A Polícia Civil do Paraná concluiu que o empresário Hugo Gabriel Moll foi vítima de um trágico engano ao ser assassinado dentro de uma barbearia, em Ponta Grossa, nos Campos Gerais. O caso, que causou grande repercussão no estado, ganhou novos desdobramentos nesta terça-feira (28), com a prisão temporária de cinco homens suspeitos de participação no homicídio.
Segundo as investigações, Hugo não era cliente do estabelecimento e entrou na barbearia por uma decisão de última hora. De acordo com relatos da família, ele seguia viagem com o filho de 12 anos e resolveu aproveitar a oportunidade para aparar a barba ao perceber que um cliente havia acabado de deixar o local.

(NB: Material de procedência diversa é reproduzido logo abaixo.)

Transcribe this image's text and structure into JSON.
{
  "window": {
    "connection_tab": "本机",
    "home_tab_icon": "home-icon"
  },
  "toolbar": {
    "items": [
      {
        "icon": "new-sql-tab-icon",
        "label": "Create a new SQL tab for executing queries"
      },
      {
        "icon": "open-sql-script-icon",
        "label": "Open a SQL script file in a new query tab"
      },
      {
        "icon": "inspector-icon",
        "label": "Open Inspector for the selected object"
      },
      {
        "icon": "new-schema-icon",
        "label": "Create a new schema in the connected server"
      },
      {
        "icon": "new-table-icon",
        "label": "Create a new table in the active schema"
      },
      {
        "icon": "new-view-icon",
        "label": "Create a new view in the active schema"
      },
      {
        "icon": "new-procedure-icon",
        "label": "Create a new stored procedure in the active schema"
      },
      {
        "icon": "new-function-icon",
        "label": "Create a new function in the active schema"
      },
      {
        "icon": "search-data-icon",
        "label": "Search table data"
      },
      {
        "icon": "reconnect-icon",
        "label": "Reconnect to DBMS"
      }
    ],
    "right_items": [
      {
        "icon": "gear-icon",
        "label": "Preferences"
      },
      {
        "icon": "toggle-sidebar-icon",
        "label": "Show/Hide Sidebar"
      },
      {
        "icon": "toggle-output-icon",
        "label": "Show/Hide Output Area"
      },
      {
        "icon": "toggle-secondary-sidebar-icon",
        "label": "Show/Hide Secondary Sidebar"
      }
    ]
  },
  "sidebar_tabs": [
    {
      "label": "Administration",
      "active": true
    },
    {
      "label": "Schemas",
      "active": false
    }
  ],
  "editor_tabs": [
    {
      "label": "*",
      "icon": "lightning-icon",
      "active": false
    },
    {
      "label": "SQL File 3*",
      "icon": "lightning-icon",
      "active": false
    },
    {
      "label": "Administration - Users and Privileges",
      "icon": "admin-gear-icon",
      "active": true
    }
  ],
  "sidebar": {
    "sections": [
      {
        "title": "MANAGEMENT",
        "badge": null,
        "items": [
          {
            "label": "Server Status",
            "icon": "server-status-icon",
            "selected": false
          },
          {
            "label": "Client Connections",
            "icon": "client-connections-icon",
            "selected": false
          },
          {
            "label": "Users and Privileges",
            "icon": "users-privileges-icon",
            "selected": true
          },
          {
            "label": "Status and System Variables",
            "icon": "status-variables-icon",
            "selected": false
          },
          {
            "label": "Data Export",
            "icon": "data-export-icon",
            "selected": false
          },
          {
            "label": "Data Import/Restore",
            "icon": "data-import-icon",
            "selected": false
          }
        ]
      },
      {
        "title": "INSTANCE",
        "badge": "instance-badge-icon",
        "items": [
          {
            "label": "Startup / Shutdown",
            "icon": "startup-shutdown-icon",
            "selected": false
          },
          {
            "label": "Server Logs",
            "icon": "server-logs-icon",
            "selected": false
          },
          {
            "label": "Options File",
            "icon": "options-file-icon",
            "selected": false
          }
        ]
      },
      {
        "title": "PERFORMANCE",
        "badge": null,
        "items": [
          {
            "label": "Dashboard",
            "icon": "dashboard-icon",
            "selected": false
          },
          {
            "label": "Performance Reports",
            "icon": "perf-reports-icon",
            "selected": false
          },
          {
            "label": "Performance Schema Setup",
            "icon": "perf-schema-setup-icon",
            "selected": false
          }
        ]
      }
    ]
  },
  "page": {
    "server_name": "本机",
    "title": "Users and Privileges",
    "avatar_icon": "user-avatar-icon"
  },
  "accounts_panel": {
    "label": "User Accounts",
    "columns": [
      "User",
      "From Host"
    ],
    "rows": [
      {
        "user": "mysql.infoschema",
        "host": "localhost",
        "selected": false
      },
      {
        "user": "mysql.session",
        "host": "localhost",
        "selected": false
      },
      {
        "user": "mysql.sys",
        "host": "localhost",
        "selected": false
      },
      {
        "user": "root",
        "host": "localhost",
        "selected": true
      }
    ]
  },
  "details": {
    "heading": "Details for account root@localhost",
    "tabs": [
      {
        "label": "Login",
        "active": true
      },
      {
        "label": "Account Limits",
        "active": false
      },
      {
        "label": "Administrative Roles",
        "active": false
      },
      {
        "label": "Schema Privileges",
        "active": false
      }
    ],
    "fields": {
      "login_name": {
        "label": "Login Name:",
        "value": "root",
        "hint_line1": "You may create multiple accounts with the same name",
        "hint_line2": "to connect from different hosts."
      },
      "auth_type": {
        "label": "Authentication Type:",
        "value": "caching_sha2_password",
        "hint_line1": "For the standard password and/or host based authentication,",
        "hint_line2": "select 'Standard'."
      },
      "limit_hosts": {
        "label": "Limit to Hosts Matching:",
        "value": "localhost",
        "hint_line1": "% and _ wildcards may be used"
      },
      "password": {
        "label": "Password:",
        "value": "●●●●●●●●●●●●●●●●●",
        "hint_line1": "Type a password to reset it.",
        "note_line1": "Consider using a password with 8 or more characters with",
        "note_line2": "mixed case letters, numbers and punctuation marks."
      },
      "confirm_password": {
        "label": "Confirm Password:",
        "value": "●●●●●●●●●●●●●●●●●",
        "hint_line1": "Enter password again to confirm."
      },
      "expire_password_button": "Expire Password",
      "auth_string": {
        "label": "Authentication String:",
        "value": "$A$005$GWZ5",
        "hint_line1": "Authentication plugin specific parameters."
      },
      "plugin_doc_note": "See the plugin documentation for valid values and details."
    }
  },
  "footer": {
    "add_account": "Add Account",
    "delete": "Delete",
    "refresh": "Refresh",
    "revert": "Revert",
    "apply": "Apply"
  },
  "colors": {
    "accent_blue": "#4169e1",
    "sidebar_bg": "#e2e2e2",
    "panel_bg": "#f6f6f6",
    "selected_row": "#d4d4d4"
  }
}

A Polícia Civil apurou que o homem que saiu minutos antes era o verdadeiro alvo da execução e possuía ligação com o tráfico de drogas. Sem perceber que ele já havia deixado o estabelecimento, os criminosos chegaram atirando, acreditando que o alvo ainda estava na barbearia. Hugo foi atingido pelos disparos e morreu ainda no local.
Imagens de câmeras de segurança reforçam a linha investigativa. As gravações mostram que o homem apontado como alvo deixou o estabelecimento poucos segundos antes da chegada do empresário. Cerca de dez minutos depois, os atiradores apareceram e executaram a ação criminosa.
Durante o ataque, o barbeiro João Victor Pereira também foi baleado no tórax. Ele permaneceu internado por mais de 20 dias e atualmente se recupera em casa. Conforme a investigação, há indícios de que os criminosos também tentaram matar o profissional para eliminar possíveis testemunhas do crime.
Hugo Gabriel Moll atuava no setor da construção civil, não possuía antecedentes criminais e era conhecido no meio empresarial. Ele deixa a esposa, com quem mantinha um relacionamento de aproximadamente duas décadas e havia oficializado a união há menos de dois meses, além de um filho de 12 anos.
Como parte do avanço das investigações, a Polícia Civil cumpriu cinco mandados de prisão temporária e cinco mandados de busca e apreensão. Entre os presos estão suspeitos apontados como responsáveis pela organização da ação, apoio logístico, fornecimento das armas, monitoramento do alvo e condução do veículo utilizado na fuga. Parte dos investigados possui histórico criminal por crimes como tráfico de drogas, homicídio, porte ilegal de arma de fogo, receptação e lesão corporal.
Os nomes dos suspeitos não foram divulgados. Segundo a Polícia Civil, a investigação envolveu um amplo trabalho de inteligência, incluindo análise de imagens do sistema de monitoramento urbano, câmeras de segurança e laudos periciais. Os materiais apreendidos durante as operações passarão por perícia e devem contribuir para a conclusão do inquérito e o completo esclarecimento do caso.